Scientists at Disney Research have developed a way to wirelessly charge several electronic devices in a room, eliminating the need for electrical cords or charging cradles. The method makes it possible to power several cellphones, fans and lights simultaneously.
“This new innovative method will make it possible for electrical power to become as ubiquitous as WiFi,” said Alanson Sample, associate lab director and principal research scientist at Disney Research in the US.
“This in turn could enable new applications for robots and other small mobile devices by eliminating the need to replace batteries and wires for charging,” Sample said. “We’ve demonstrated room-scale wireless power, but there’s no reason we couldn’t scale this down to the size of a toy chest or up to the size of a warehouse,” said Sample.
Essential tests
According to Sample, wireless power transmission is a long-standing technological dream. Celebrated inventor Nikola Tesla famously demonstrated a wireless lighting system in the 1890s and proposed a system for transmitting power long distances to homes and factories, though it never came to fruition.
Today, most wireless power transmission occurs over very short distances, typically involving charging stands or pads. The method called quasistatic cavity resonance (QSCR) involves inducing electrical currents in metalized walls, floor and ceiling of a room, which in turn generate magnetic fields that permeate the room’s interior.
This enables power to be transmitted efficiently to receiving coils that operate at the same resonant frequency as the magnetic fields. The induced currents in the structure are channeled through discrete capacitors, which isolate potentially harmful electrical fields.

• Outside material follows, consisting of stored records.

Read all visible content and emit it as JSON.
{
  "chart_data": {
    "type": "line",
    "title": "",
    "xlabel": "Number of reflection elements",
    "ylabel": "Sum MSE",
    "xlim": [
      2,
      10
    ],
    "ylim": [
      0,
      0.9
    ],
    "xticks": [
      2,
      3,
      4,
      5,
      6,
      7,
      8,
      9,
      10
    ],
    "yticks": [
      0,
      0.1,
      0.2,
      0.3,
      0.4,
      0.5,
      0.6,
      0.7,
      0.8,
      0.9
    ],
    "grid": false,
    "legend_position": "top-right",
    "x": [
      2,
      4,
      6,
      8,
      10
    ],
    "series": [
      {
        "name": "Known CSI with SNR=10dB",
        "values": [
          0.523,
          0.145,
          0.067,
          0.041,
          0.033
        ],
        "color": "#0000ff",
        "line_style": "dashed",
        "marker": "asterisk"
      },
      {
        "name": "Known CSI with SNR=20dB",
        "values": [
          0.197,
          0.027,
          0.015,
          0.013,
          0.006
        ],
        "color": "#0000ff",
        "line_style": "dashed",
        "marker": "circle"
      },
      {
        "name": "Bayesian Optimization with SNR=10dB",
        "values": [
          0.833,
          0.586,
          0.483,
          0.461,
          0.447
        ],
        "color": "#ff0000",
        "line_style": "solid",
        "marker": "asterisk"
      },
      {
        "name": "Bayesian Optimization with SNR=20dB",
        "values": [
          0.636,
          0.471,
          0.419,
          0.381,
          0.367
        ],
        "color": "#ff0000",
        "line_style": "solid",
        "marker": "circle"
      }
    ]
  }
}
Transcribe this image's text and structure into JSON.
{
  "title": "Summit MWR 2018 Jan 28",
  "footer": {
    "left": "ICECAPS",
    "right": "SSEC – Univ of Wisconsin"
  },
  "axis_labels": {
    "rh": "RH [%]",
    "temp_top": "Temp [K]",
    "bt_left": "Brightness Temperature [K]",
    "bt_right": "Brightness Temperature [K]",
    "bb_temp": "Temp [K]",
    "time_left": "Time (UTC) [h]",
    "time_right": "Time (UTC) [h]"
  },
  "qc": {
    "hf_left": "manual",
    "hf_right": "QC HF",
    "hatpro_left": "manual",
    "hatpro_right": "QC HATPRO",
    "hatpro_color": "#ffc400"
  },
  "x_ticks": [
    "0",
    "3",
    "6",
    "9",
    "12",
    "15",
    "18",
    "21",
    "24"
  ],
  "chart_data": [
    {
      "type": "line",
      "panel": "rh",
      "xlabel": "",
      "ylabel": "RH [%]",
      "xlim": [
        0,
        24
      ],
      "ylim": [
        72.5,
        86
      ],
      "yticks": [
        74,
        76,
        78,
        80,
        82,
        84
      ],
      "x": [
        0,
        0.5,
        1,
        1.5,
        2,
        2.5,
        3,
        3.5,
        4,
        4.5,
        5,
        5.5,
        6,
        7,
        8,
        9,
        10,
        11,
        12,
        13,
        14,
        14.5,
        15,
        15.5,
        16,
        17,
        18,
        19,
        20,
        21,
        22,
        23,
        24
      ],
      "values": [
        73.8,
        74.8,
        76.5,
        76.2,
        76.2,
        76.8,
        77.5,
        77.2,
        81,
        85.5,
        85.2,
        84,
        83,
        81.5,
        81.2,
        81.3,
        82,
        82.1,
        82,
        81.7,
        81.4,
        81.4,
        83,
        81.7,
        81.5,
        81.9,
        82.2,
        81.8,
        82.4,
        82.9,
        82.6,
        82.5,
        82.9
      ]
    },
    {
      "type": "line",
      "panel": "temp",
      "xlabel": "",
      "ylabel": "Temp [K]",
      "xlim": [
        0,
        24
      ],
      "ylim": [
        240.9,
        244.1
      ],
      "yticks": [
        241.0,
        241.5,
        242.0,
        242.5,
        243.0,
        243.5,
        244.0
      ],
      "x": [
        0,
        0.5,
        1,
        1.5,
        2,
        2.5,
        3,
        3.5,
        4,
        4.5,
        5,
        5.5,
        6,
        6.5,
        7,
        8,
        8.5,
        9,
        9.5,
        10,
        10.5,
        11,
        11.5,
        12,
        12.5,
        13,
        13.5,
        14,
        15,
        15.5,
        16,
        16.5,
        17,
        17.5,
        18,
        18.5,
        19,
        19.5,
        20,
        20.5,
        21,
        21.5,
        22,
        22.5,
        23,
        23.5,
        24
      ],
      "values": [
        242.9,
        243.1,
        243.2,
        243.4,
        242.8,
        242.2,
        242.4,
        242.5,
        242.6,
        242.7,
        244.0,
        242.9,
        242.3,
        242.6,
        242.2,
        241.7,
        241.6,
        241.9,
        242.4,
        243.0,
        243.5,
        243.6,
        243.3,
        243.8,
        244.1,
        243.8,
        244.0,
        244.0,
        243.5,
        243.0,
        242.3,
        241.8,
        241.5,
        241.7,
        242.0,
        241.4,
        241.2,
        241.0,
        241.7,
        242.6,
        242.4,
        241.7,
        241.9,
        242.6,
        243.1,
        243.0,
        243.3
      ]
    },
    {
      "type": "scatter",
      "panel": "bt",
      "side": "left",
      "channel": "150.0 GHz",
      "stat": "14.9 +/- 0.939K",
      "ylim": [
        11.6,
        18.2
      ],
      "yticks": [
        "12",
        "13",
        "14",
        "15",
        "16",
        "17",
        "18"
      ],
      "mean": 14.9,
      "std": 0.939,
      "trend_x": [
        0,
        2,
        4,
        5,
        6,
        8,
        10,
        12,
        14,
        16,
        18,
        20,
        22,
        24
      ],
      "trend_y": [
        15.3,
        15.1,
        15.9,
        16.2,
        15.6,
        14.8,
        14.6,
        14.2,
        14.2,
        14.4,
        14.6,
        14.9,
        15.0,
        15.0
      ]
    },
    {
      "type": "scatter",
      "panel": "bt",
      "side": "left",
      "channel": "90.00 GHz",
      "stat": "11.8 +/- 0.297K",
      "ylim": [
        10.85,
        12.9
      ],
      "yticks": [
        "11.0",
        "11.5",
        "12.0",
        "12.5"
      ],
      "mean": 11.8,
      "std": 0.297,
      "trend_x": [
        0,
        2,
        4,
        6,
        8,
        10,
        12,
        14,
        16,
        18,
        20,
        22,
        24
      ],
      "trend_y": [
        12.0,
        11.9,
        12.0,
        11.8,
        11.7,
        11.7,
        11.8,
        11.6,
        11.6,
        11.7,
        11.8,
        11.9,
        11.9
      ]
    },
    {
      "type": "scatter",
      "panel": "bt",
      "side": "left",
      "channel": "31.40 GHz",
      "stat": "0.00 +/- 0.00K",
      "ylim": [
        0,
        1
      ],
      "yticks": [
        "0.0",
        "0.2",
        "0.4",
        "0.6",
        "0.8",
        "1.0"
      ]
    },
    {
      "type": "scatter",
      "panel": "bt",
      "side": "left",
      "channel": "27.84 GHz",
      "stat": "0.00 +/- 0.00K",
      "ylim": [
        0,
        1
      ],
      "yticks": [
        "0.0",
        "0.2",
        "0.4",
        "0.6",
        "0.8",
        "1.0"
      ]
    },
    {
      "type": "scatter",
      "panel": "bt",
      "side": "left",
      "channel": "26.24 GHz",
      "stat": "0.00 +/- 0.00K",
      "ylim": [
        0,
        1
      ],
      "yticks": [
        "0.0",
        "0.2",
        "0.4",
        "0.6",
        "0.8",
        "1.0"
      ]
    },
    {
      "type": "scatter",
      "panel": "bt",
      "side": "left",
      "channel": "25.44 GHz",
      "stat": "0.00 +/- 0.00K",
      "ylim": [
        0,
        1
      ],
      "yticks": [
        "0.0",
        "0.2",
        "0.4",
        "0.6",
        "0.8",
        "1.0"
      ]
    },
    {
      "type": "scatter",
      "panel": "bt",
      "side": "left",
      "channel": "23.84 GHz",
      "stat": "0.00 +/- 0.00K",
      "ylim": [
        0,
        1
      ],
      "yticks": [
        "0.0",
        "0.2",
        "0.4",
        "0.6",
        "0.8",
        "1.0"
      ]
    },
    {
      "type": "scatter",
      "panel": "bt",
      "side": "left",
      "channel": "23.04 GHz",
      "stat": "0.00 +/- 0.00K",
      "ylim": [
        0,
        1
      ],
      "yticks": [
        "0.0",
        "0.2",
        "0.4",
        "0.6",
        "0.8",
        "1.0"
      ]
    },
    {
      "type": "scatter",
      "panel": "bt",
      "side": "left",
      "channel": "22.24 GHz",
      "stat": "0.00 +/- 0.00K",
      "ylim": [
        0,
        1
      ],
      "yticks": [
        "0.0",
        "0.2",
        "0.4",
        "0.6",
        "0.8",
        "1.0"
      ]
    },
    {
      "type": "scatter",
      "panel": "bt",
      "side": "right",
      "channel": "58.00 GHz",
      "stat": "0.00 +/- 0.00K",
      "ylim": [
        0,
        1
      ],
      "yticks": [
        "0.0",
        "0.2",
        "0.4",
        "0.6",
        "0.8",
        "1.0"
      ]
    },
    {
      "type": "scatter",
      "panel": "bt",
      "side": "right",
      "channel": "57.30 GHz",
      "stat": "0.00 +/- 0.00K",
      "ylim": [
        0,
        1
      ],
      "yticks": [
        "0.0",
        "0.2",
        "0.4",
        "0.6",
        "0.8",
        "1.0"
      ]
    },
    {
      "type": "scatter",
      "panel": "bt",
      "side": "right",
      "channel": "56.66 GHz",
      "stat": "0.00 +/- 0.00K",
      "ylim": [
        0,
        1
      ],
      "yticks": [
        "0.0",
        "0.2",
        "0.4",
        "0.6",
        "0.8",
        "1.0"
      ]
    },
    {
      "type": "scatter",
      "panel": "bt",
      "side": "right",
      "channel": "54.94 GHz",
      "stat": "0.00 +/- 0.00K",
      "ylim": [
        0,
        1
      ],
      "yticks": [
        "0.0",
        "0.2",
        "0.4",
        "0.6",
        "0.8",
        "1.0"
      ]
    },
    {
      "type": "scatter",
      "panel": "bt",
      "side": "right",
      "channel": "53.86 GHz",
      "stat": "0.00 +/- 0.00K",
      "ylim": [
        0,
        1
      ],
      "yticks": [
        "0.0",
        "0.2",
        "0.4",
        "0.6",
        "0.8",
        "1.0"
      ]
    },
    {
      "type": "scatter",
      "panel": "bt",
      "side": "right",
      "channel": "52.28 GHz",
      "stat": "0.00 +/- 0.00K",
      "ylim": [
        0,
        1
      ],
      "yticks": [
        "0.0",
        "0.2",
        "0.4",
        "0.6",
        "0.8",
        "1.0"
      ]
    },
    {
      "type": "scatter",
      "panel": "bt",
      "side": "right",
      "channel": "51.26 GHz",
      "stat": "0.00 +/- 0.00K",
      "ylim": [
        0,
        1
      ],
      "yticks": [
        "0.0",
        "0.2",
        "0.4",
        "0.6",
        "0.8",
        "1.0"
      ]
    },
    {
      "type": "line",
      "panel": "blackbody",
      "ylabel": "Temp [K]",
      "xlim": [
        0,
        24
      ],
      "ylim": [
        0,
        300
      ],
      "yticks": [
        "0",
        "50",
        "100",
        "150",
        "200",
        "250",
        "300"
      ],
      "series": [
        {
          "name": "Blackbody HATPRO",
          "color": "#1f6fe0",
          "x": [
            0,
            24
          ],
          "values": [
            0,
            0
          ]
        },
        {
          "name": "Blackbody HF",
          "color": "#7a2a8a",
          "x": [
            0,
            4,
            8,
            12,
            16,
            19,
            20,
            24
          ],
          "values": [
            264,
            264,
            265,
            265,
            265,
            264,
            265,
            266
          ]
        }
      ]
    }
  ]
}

“Our simulations show we can transmit 1.9 kilowatts of power while meeting federal safety guidelines,” said Matthew J Chabalko, from Disney Research. “This is equivalent to simultaneously charging 320 smart phones,” Chabalko said.

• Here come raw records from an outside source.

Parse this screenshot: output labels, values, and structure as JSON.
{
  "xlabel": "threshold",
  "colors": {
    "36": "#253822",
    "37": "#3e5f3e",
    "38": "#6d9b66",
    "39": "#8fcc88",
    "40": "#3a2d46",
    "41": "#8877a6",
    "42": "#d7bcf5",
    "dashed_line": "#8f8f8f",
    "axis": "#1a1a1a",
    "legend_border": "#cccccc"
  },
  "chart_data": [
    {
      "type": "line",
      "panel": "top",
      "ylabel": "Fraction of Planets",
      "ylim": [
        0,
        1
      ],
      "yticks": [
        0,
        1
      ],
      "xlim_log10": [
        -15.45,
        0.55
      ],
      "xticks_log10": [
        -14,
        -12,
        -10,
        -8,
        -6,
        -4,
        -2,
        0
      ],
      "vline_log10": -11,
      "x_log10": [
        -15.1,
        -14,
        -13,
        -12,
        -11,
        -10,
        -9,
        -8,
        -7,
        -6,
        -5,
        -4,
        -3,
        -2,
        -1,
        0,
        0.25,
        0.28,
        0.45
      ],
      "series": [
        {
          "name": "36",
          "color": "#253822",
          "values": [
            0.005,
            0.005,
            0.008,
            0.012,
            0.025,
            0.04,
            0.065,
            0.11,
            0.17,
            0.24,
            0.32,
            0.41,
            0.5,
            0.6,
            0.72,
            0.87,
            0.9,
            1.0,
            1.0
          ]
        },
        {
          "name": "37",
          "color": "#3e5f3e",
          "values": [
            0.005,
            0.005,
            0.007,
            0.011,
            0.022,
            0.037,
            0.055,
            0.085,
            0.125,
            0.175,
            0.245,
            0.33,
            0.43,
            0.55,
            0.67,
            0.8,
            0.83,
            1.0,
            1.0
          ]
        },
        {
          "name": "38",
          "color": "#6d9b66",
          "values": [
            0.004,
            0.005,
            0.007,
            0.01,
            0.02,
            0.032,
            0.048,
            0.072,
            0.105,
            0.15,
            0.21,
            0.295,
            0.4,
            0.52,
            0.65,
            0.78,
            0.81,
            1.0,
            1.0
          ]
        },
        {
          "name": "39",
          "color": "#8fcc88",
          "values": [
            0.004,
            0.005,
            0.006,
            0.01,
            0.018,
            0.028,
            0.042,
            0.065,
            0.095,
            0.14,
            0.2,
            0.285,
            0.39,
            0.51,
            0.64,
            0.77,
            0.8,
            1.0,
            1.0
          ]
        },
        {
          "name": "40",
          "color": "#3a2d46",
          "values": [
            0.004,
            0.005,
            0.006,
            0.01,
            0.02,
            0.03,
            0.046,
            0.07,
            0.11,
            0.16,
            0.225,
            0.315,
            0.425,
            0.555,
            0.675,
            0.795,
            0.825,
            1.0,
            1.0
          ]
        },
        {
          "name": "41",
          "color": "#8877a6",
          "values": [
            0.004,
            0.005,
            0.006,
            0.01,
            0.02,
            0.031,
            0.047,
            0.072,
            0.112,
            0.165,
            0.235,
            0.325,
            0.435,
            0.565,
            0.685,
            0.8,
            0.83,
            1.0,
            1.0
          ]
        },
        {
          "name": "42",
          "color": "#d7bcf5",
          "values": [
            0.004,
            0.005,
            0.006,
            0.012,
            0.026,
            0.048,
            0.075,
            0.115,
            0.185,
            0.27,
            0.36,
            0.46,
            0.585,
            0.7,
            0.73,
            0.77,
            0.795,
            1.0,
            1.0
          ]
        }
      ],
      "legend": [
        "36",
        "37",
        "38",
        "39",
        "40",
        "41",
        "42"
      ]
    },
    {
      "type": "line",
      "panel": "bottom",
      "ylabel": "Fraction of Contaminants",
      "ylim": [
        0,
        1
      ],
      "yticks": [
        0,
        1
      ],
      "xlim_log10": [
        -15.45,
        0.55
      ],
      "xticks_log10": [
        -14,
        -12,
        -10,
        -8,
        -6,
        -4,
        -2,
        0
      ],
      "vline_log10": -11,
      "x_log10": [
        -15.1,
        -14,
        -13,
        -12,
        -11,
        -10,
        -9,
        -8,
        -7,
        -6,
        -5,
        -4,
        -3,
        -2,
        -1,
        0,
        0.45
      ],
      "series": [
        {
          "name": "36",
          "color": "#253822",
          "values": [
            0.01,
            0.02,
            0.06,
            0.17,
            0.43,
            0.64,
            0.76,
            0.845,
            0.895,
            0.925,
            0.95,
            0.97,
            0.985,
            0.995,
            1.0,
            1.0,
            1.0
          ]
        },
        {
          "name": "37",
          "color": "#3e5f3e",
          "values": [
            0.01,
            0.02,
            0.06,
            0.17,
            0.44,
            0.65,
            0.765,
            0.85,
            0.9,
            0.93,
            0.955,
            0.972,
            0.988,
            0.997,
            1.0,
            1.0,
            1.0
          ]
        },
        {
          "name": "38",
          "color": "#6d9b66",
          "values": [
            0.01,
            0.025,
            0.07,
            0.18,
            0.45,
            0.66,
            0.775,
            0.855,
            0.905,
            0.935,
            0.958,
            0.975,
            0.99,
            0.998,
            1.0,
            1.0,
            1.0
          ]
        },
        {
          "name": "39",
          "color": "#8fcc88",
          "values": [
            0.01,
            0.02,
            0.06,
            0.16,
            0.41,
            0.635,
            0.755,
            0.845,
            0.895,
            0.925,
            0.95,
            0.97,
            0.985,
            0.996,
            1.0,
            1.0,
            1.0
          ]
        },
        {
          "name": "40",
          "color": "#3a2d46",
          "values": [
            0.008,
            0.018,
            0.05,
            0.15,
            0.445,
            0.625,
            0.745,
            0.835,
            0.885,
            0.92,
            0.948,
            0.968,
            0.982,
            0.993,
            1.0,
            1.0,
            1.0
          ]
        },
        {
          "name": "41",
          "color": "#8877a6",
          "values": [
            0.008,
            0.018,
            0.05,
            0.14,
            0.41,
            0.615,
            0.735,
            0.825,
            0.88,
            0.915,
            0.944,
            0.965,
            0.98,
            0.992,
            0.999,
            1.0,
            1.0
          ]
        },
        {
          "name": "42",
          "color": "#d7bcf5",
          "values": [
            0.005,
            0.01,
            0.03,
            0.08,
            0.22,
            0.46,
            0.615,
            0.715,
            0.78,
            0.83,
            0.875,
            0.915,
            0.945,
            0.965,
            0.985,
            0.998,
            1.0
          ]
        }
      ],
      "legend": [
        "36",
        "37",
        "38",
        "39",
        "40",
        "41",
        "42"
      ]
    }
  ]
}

In the demonstration, the researchers constructed a 16×16-foot room with aluminium walls, ceiling and floor bolted to an aluminium frame. A copper pole was placed in the centre of the room; a small gap was created in the pole, into which discrete capacitors were inserted. “It is those capacitors that set the electromagnetic frequency of the structure and confine the electric fields,” Chabalko said.
Devices operating at that low megahertz frequency can receive power almost anywhere in the room. Though the demonstration room was specially constructed, Sample said it will be possible to reduce the need for metalized walls, ceilings and floors in the future. It may be possible to retrofit existing structures, for instance, with modular panels or conductive paint. Larger spaces might be accommodated by using multiple copper poles. The study appears in the journal PLOS ONE.